New EU arrivals could boost the bloc’s GDP if they were integrated into the labor market, said the head of the International Monetary Fund, Christine Lagarde, pictured above. Lisa Maree Williams/Getty Images

The influx of refugees and migrants into the European Union can boost the bloc's GDP by a “positive, but small,” amount, and the resultant lowering of native workers' wages is likely to be limited, International Monetary Fund chief Christine Lagarde told reporters on the sidelines of the World Economic Forum in Davos, Switzerland, Wednesday.

Lagarde's comments came at the launch of an IMF report on the economic dimension of the refugee challenge facing Europe. The report argues that there are long-term economic benefits for Europe, if the labor market efficiently integrates refugees and migrants.

“The current surge in refugees is a challenge with an upside potential,” Lagarde told reporters. “With appropriate policies, this rich source of human capital can be harnessed with benefits for everyone.”

In the short term, the report states, European countries should see a small increase in their GDP, reflecting the fiscal expansion associated with support to the asylum seekers, as well as the expansion in labor supply as the newcomers begin to enter the labor force.

The IMF calculated that, if the majority of refugees and other new arrivals successfully integrate into the EU job market, by 2020, GDP for the EU as a whole could rise by about 0.25 percent, and between 0.5 and 1.1 percent in countries with high concentrations of migrants, such as Germany, Sweden and Austria.

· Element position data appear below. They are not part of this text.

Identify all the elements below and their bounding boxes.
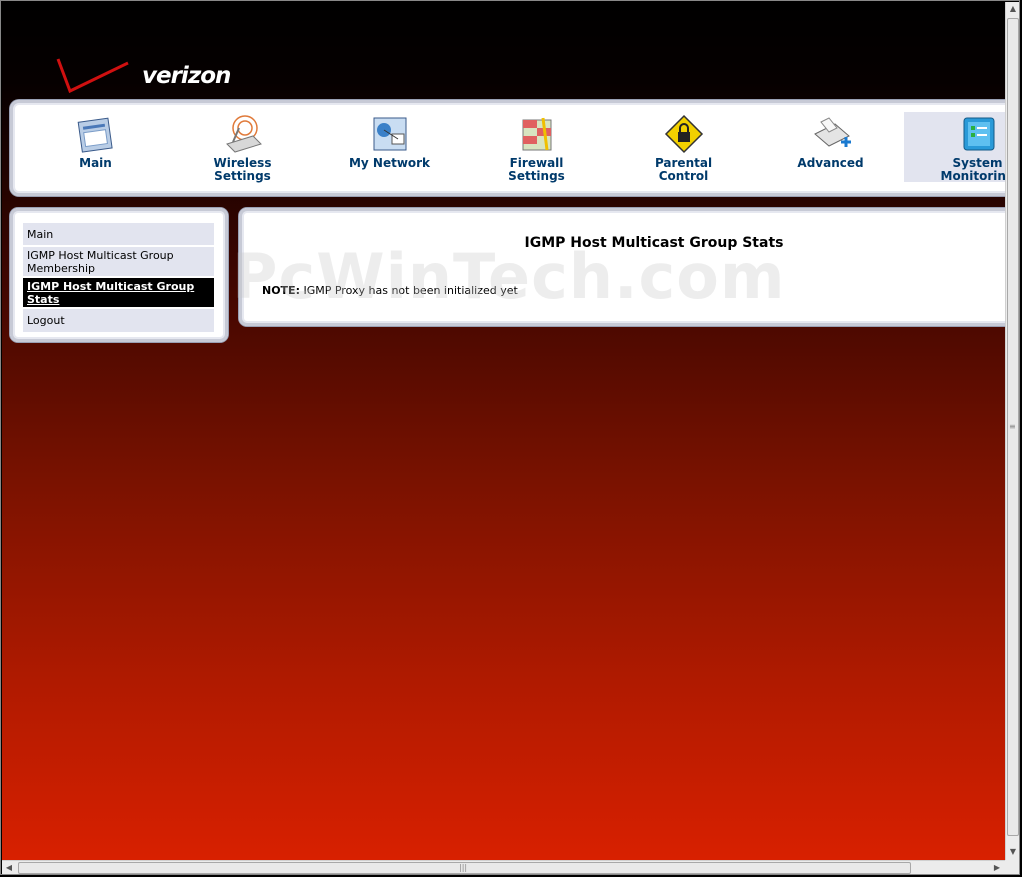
lock-icon: [664, 114, 703, 154]
page-viewport: verizon Main Wireless Settings My Networ…: [2, 2, 1005, 860]
monitor-icon: [963, 117, 994, 151]
sidebar-item-igmp-stats[interactable]: IGMP Host Multicast Group Stats: [23, 278, 214, 307]
nav-wireless-settings[interactable]: Wireless Settings: [169, 112, 316, 183]
nav-main[interactable]: Main: [22, 112, 169, 182]
nav-firewall-settings[interactable]: Firewall Settings: [463, 112, 610, 183]
note-label: NOTE:: [262, 284, 300, 297]
nav-label-2: Control: [658, 169, 709, 183]
nav-parental-control[interactable]: Parental Control: [610, 112, 757, 183]
content-panel: IGMP Host Multicast Group Stats NOTE: IG…: [239, 208, 1005, 326]
grip-icon: |||: [459, 863, 468, 872]
nav-label: Advanced: [797, 156, 864, 170]
nav-label-2: Monitoring: [940, 169, 1006, 183]
vertical-scrollbar[interactable]: ▲ ≡ ▼: [1005, 2, 1020, 860]
logo-text: verizon: [142, 63, 231, 89]
scroll-right-arrow-icon[interactable]: ▶: [990, 861, 1004, 875]
sidebar-panel: Main IGMP Host Multicast Group Membershi…: [10, 208, 228, 342]
advanced-icon: [813, 117, 851, 147]
horizontal-scrollbar[interactable]: ◀ ||| ▶: [2, 860, 1005, 875]
status-note: NOTE: IGMP Proxy has not been initialize…: [262, 284, 518, 297]
nav-system-monitoring[interactable]: System Monitoring: [904, 112, 1006, 183]
scroll-left-arrow-icon[interactable]: ◀: [2, 861, 16, 875]
network-icon: [373, 117, 406, 151]
top-navigation: Main Wireless Settings My Network Firewa…: [10, 100, 1005, 196]
firewall-icon: [522, 117, 551, 151]
nav-label: My Network: [348, 156, 431, 170]
sidebar-item-igmp-membership[interactable]: IGMP Host Multicast Group Membership: [23, 247, 214, 276]
page-title: IGMP Host Multicast Group Stats: [524, 235, 784, 251]
wireless-icon: [225, 115, 262, 153]
scroll-down-arrow-icon[interactable]: ▼: [1006, 845, 1020, 859]
nav-label-2: Settings: [508, 169, 565, 183]
grip-icon: ≡: [1009, 422, 1016, 431]
verizon-logo: verizon: [54, 57, 240, 97]
scrollbar-corner: [1005, 860, 1020, 875]
sidebar-item-logout[interactable]: Logout: [23, 309, 214, 332]
nav-label-2: Settings: [214, 169, 271, 183]
nav-advanced[interactable]: Advanced: [757, 112, 904, 182]
nav-my-network[interactable]: My Network: [316, 112, 463, 182]
note-text: IGMP Proxy has not been initialized yet: [299, 284, 518, 297]
scroll-up-arrow-icon[interactable]: ▲: [1006, 2, 1020, 16]
sidebar-item-main[interactable]: Main: [23, 223, 214, 245]
main-icon: [77, 117, 113, 153]
nav-label: Main: [79, 156, 112, 170]
sidebar-menu: Main IGMP Host Multicast Group Membershi…: [23, 223, 214, 334]
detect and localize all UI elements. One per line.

With a view toward ensuring the smooth integration of new arrivals into the economy, the IMF report urged EU member states to remove barriers to refugees entering the labor market, including rules that prevent those with pending applications for asylum from working, and high statutory minimum wages.

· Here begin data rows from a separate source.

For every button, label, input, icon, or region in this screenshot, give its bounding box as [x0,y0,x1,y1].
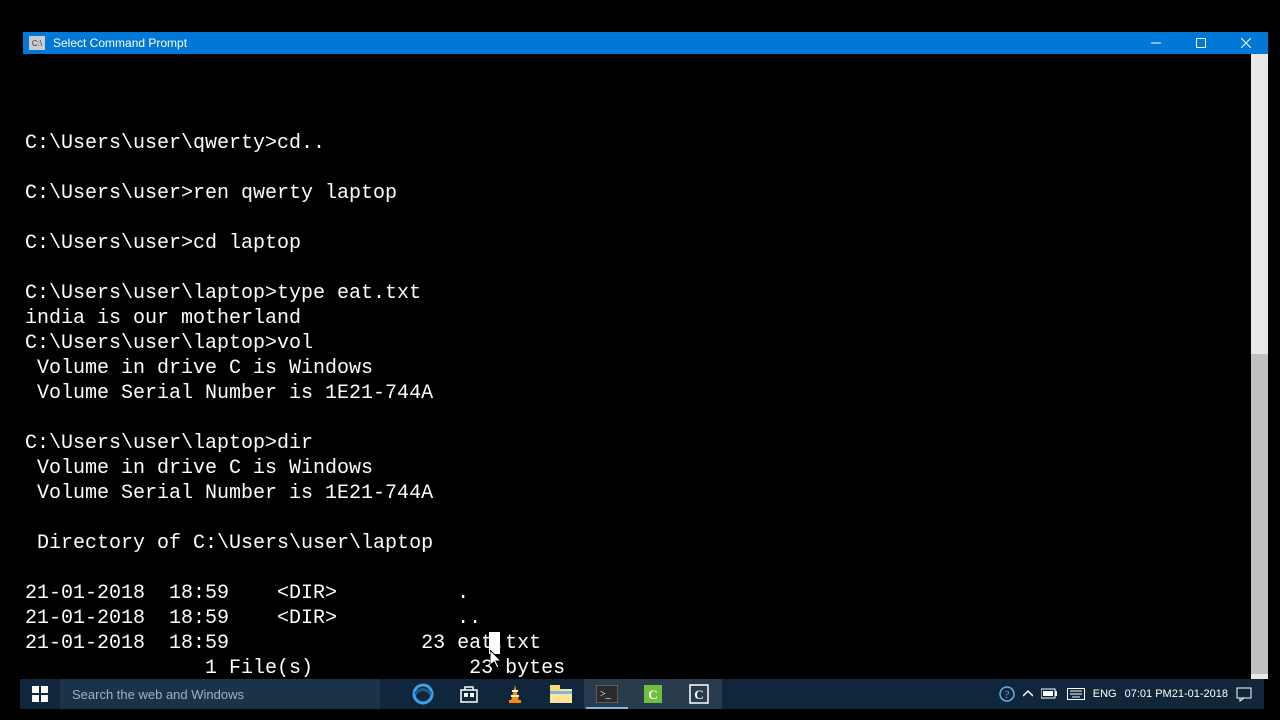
svg-text:?: ? [1004,689,1009,701]
window-title: Select Command Prompt [53,36,187,50]
terminal-line: C:\Users\user\qwerty>cd.. [25,131,1266,156]
search-placeholder: Search the web and Windows [72,687,244,702]
terminal-line: 21-01-2018 18:59 23 eat.txt [25,631,1266,656]
window-controls [1133,32,1268,54]
terminal-line: C:\Users\user\laptop>dir [25,431,1266,456]
search-input[interactable]: Search the web and Windows [60,679,380,709]
camtasia-recorder-icon: C [643,684,663,704]
minimize-button[interactable] [1133,32,1178,54]
edge-icon [412,683,434,705]
camtasia-editor-icon: C [689,684,709,704]
file-explorer-icon [550,685,572,703]
action-center-icon[interactable] [1236,679,1252,709]
terminal-output[interactable]: C:\Users\user\qwerty>cd.. C:\Users\user>… [23,54,1268,679]
start-button[interactable] [20,679,60,709]
taskbar-app-camtasia-recorder[interactable]: C [630,679,676,709]
terminal-line: C:\Users\user>ren qwerty laptop [25,181,1266,206]
tray-expand-icon[interactable] [1023,679,1033,709]
terminal-line: 21-01-2018 18:59 <DIR> . [25,581,1266,606]
selection-highlight [489,632,500,654]
taskbar-app-file-explorer[interactable] [538,679,584,709]
terminal-line: Volume in drive C is Windows [25,456,1266,481]
taskbar-app-camtasia-editor[interactable]: C [676,679,722,709]
taskbar-app-edge[interactable] [400,679,446,709]
terminal-line: Volume Serial Number is 1E21-744A [25,381,1266,406]
terminal-line: 1 File(s) 23 bytes [25,656,1266,679]
terminal-line: C:\Users\user\laptop>vol [25,331,1266,356]
keyboard-icon[interactable] [1067,679,1085,709]
terminal-line [25,256,1266,281]
command-prompt-icon: >_ [596,685,618,703]
svg-text:C: C [694,687,703,702]
clock-date: 21-01-2018 [1172,688,1228,701]
vertical-scrollbar[interactable] [1251,54,1268,679]
taskbar-app-command-prompt[interactable]: >_ [584,679,630,709]
taskbar: Search the web and Windows >_ C C ? ENG 07… [20,679,1264,709]
clock[interactable]: 07:01 PM 21-01-2018 [1125,679,1228,709]
terminal-line: Volume in drive C is Windows [25,356,1266,381]
terminal-line [25,556,1266,581]
terminal-line [25,156,1266,181]
terminal-line: 21-01-2018 18:59 <DIR> .. [25,606,1266,631]
terminal-line: Directory of C:\Users\user\laptop [25,531,1266,556]
titlebar[interactable]: C:\ Select Command Prompt [23,32,1268,54]
language-indicator[interactable]: ENG [1093,679,1117,709]
vlc-icon [505,683,525,705]
battery-icon[interactable] [1041,679,1059,709]
system-tray: ? ENG 07:01 PM 21-01-2018 [999,679,1264,709]
terminal-line: C:\Users\user\laptop>type eat.txt [25,281,1266,306]
scrollbar-thumb[interactable] [1251,354,1268,674]
terminal-line [25,406,1266,431]
maximize-button[interactable] [1178,32,1223,54]
windows-logo-icon [32,686,48,702]
store-icon [459,684,479,704]
terminal-line [25,206,1266,231]
close-button[interactable] [1223,32,1268,54]
svg-text:C: C [648,687,657,702]
taskbar-app-store[interactable] [446,679,492,709]
command-prompt-window: C:\ Select Command Prompt C:\Users\user\… [23,32,1268,679]
clock-time: 07:01 PM [1125,688,1172,701]
taskbar-app-vlc[interactable] [492,679,538,709]
terminal-line [25,506,1266,531]
terminal-line: india is our motherland [25,306,1266,331]
help-icon[interactable]: ? [999,679,1015,709]
svg-text:>_: >_ [600,689,612,700]
taskbar-apps: >_ C C [400,679,722,709]
terminal-line: Volume Serial Number is 1E21-744A [25,481,1266,506]
terminal-line: C:\Users\user>cd laptop [25,231,1266,256]
app-icon: C:\ [29,36,45,50]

The report also said wage subsidies for private employers hiring refugees and asylum seekers could be a useful tool in raising immigrants' employment. It also suggested that removing restrictions on refugees' geographic mobility, including housing, would allow them to move to areas of the EU where demand for labor is high.

The IMF also acknowledges the economic risks from Europe's refugee crisis, especially if many of the new arrivals end up unemployed. Failure to integrate refugees and migrants into the labor market could drive up government debts and overall unemployment rates, Nasdaq reported.

Lagarde's remarks come as the Financial Times reports that the EU is planning a major shake-up of the system which governs how it handles refugees who arrive in the bloc. The so-called “Dublin system,” which states that refugees must claim asylum in the first EU country in which they arrive, was widely seen to have failed for a variety of reasons during 2015.

EU officials have yet to spell out the nature of the changes they will make to the system, but some European leaders, including German Chancellor Angela Merkel, have pushed the idea of a quota system, to share the burden of refugees around member states. Such a system has not been embraced by other EU nations, with a plan to relocate 160,000 refugees having succeeded in moving only 322 people.